I’ve worked and traveled in Brazil, Argentina, Chile and Ecuador — what you say is true about South American cuisine. My favorite in Chile was Locos Mayo — Cocina Típica Chilena.
Ah, the ubiquitous “rooster sauce” in Thai and Vietnamese places.
I put it on the side to control the burn, lol. It can get away with you, even if you’re an old hand with hot sauces.
jRANDOM, y’know what’s good mixed with scrambled eggs?
Kimchee, the spicy Korean cabbage . You need no further spice or heat with kimchee.
(Of course, I’m talking about S. Korea. In North Korea the equivalent is weeds from the nearest abandoned lot)
There are different hot sauces for different foods. Tabasco is good, but I like the green Tabasco better. I have good old Louisiana Hot sauce for Cajun foods, I make fresh salsa with Jalapeno juice for Mexican food.
I have the rooster sauce for Aisian cooking, Chile paste with garlic, Green and Red Thai Curry paste, and recently found out how to make that killer hot table sauce for Indian curries.
The best flavored hot sauce is Habernero based, but you better be careful with it....
DO NOT SLURP YOUR SOUP!
Franks is my #2 next to Texas Pete’s.
I’ve been using El-Yucateco lately both Red and Green. It’s a habanero sauce, tasty and a lot of fun. After about a minute your pores open up and let loose like a good workout.
I like flavorful hot sauces but the ones that are in a competition to be the “hottest” are awful. Tabbasco is good stuff. I like Lousiana too.
I would suck a used Q tip dipped in that LOL
I go through sriracha like crazy.
I go though Crystal pretty quick too.
I don’t eat hot sauce, it burns me all the way through, if you get my meaning. But there are some shops in New Orleans that have dozens and dozens of brands of hot sauce. I think maybe you buy them for the funny labels and not actually to eat.
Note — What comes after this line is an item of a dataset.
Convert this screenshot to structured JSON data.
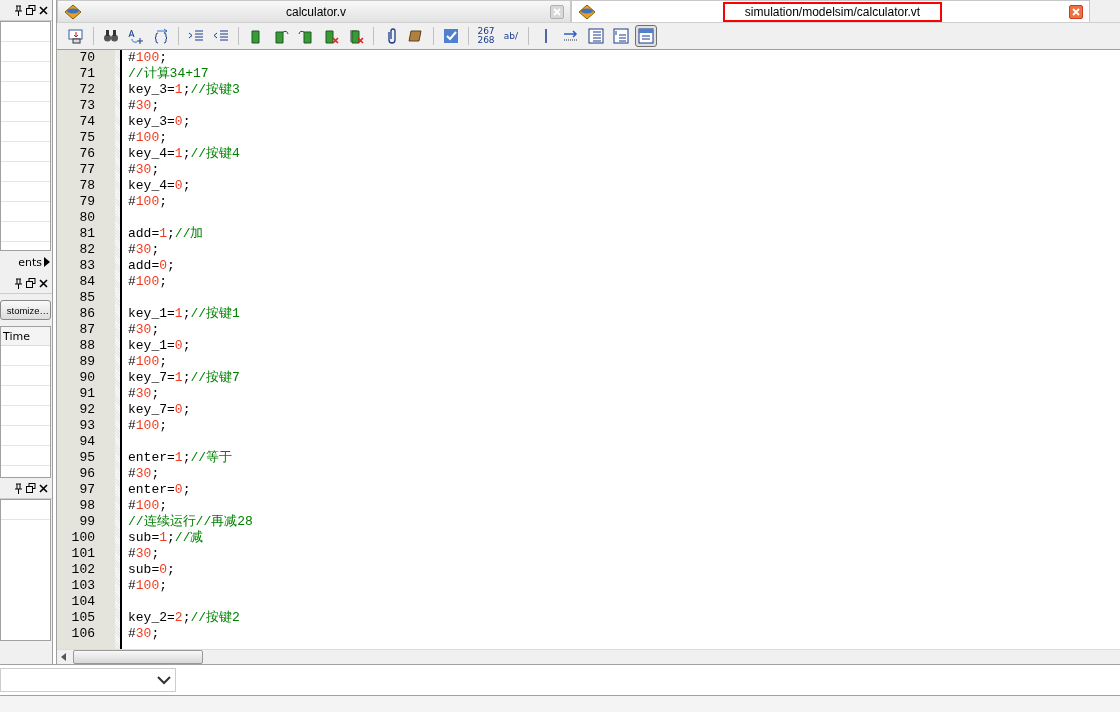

My favorite doesn’t have a name just a picture on the bottle of a guy with his mouth wide open like he is screaming. Too funny.
Very true. One of my final papers in culinary school was about the use of peppers. Upshot of the paper was I could tailor design a sauce that hit whatever target you wanted. Back of the throat burn? Got it. Up front burn nosehair? No problem. Something even and balanced all the way down (but not out)? Got that, too.
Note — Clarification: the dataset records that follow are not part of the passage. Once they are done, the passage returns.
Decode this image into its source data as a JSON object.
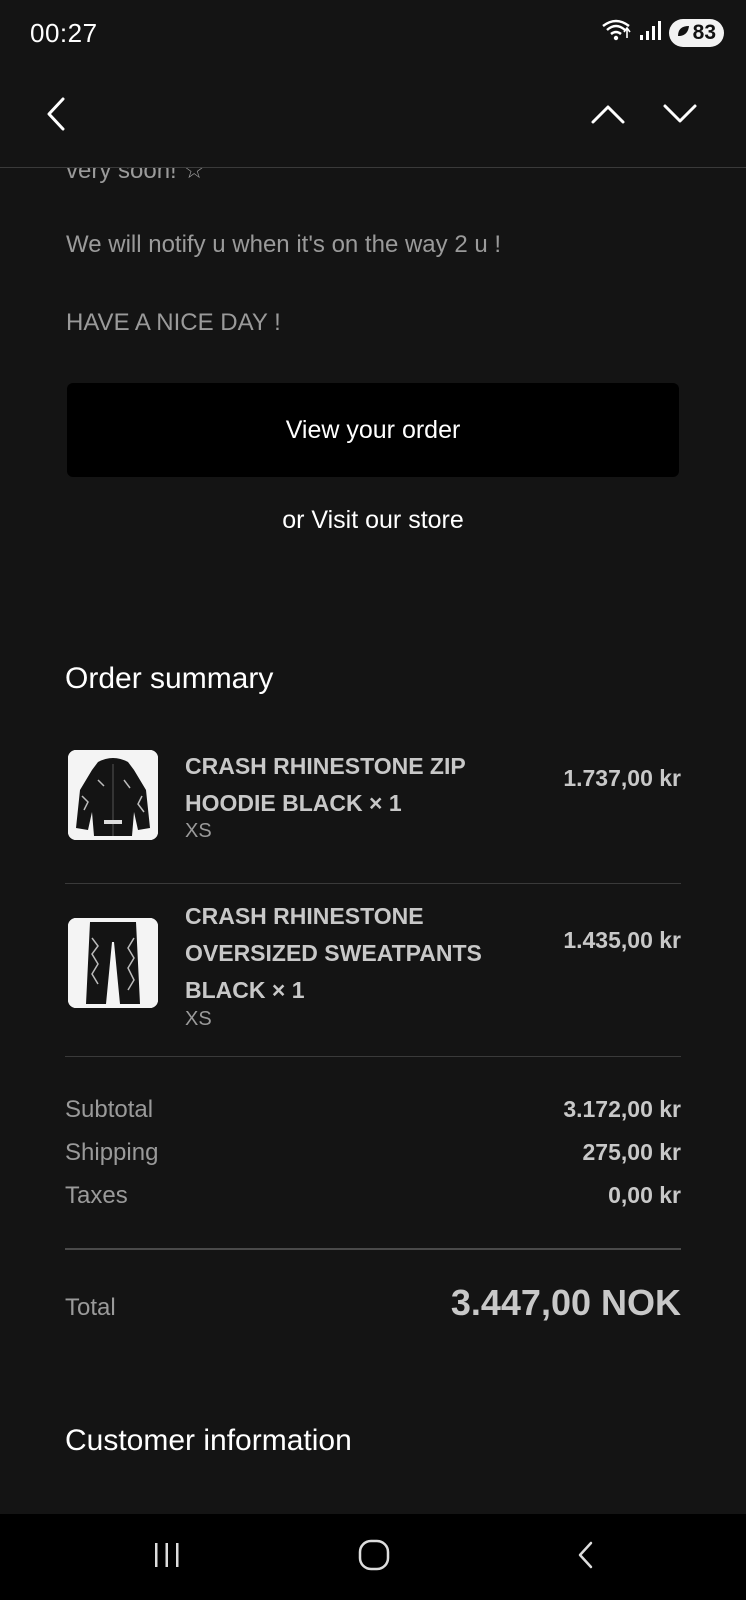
{
  "status_bar": {
    "time": "00:27",
    "battery": "83"
  },
  "message": {
    "partial_line": "very soon! ☆",
    "notify_line": "We will notify u when it's on the way 2 u !",
    "greeting": "HAVE A NICE DAY !"
  },
  "buttons": {
    "view_order": "View your order",
    "visit_store": "or Visit our store"
  },
  "order_summary": {
    "title": "Order summary",
    "items": [
      {
        "name": "CRASH RHINESTONE ZIP HOODIE BLACK × 1",
        "variant": "XS",
        "price": "1.737,00 kr"
      },
      {
        "name": "CRASH RHINESTONE OVERSIZED SWEATPANTS BLACK × 1",
        "variant": "XS",
        "price": "1.435,00 kr"
      }
    ],
    "subtotal_label": "Subtotal",
    "subtotal_value": "3.172,00 kr",
    "shipping_label": "Shipping",
    "shipping_value": "275,00 kr",
    "taxes_label": "Taxes",
    "taxes_value": "0,00 kr",
    "total_label": "Total",
    "total_value": "3.447,00 NOK"
  },
  "customer_information": {
    "title": "Customer information"
  },
  "icons": {
    "back": "chevron-left-icon",
    "prev": "chevron-up-icon",
    "next": "chevron-down-icon",
    "recents": "recents-icon",
    "home": "home-icon",
    "system_back": "system-back-icon"
  }
}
I like Anaheim peppers a lot. Cook them on the grill and Grill / Smoke some chicken breast with bacon and cheese, slice open the pepper and use it as a bed for the chicken bacon cheese. Verryyy tasty.
You’re a better man than I am, Gunga Din.
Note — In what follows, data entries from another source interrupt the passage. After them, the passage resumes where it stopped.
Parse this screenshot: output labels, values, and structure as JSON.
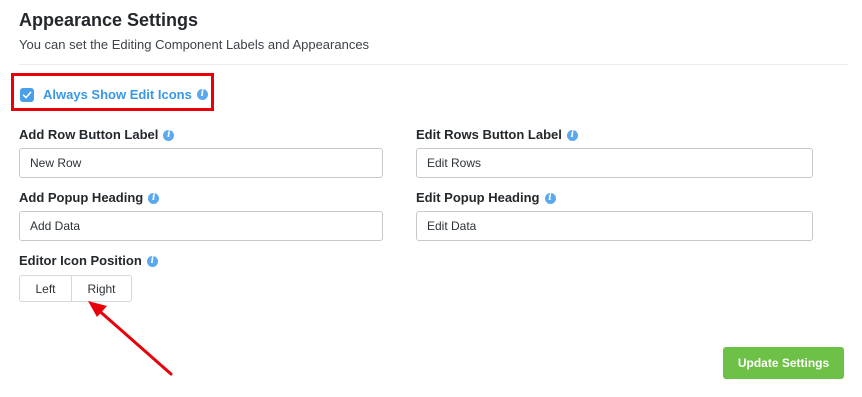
{
  "header": {
    "title": "Appearance Settings",
    "subtitle": "You can set the Editing Component Labels and Appearances"
  },
  "always_show_edit_icons": {
    "label": "Always Show Edit Icons",
    "checked": true
  },
  "fields": {
    "add_row_label": {
      "label": "Add Row Button Label",
      "value": "New Row"
    },
    "edit_rows_label": {
      "label": "Edit Rows Button Label",
      "value": "Edit Rows"
    },
    "add_popup_heading": {
      "label": "Add Popup Heading",
      "value": "Add Data"
    },
    "edit_popup_heading": {
      "label": "Edit Popup Heading",
      "value": "Edit Data"
    }
  },
  "editor_icon_position": {
    "label": "Editor Icon Position",
    "options": [
      "Left",
      "Right"
    ]
  },
  "update_button": "Update Settings",
  "colors": {
    "accent_blue": "#3a97e8",
    "annotation_red": "#e8000a",
    "update_green": "#6dc147"
  },
  "icons": {
    "info": "info-icon",
    "check": "check-icon"
  },
  "info_glyph": "i"
}
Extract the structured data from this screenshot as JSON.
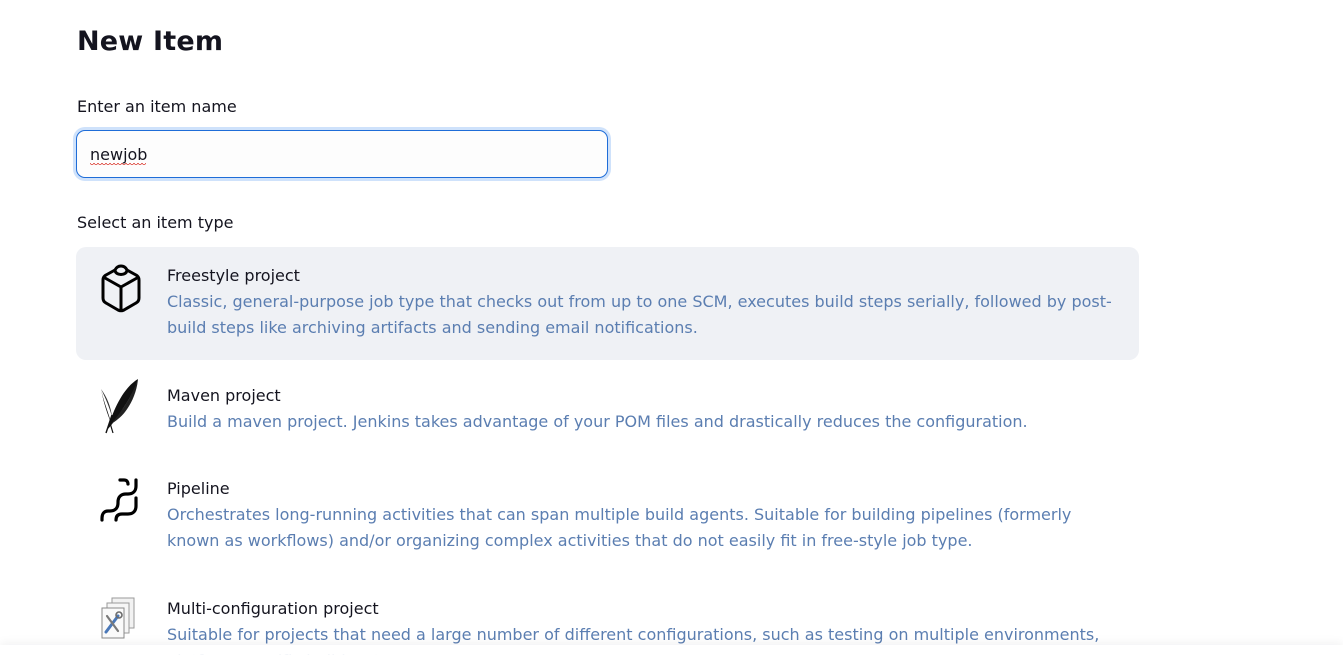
{
  "page": {
    "title": "New Item"
  },
  "name_field": {
    "label": "Enter an item name",
    "value": "newjob"
  },
  "type_section": {
    "label": "Select an item type"
  },
  "item_types": [
    {
      "title": "Freestyle project",
      "description": "Classic, general-purpose job type that checks out from up to one SCM, executes build steps serially, followed by post-build steps like archiving artifacts and sending email notifications.",
      "icon": "package-box-icon",
      "selected": true
    },
    {
      "title": "Maven project",
      "description": "Build a maven project. Jenkins takes advantage of your POM files and drastically reduces the configuration.",
      "icon": "maven-feather-icon",
      "selected": false
    },
    {
      "title": "Pipeline",
      "description": "Orchestrates long-running activities that can span multiple build agents. Suitable for building pipelines (formerly known as workflows) and/or organizing complex activities that do not easily fit in free-style job type.",
      "icon": "pipeline-icon",
      "selected": false
    },
    {
      "title": "Multi-configuration project",
      "description": "Suitable for projects that need a large number of different configurations, such as testing on multiple environments, platform-specific builds, etc.",
      "icon": "multi-config-icon",
      "selected": false
    }
  ],
  "colors": {
    "accent": "#1f6dd8",
    "selected_bg": "#eff1f5",
    "description_text": "#5b7eb1",
    "spell_error": "#d93025"
  }
}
Good healthy shot of sriracha, dab of hoisin, add the jalapenos, herbs, sprouts, squeeze of lime...
Roll eyes back into the brain pan, put yer face in the bowl and ruin your shirt LOL
My throat isn’t the problem. What get’s me is the last chain in the digestive process the next day. You should follow the hot stuff with Ice cream. The next day you say “Come on Ice Cream”.
I love sriracha but we eat red or green chile on pretty much everything.
Yes I’ve done Chrystal. Very Very good.
Oh yeah, we can’t forget about the effects of Chinese mustard and Wasabi.
How about a hot sauce with a little of the above “stimulants” thrown in?
Yep, 20+ years ago, a friend took me to a specialty food shop to peruse the large selection. Probably huge now. At the time, I was looking for the highest Scoville number.
Once you realize that killing/numbing the taste buds is self-defeating, a more balanced approach is better appreciated.
Yes, “rooster sauce”
They were surprised when I pulled out my own personal chop sticks.
Some Chinese places offer a side of what looks very much like dried red pepper flakes in olive oil, don’t know the proper name of it but there’s more to it than that, the peppers may have been dried but they’re still sort of meaty, garlic is involved too. Love it, whatever it is. “Pepper oil” is all I know, and they know what I mean so it works, lol.
Jalapenos do that, Haberneros don't. But if you make your own, you must dilute the Habernero, unless you're a masochist.
Don't get the juice in your eyes or under your fingernails.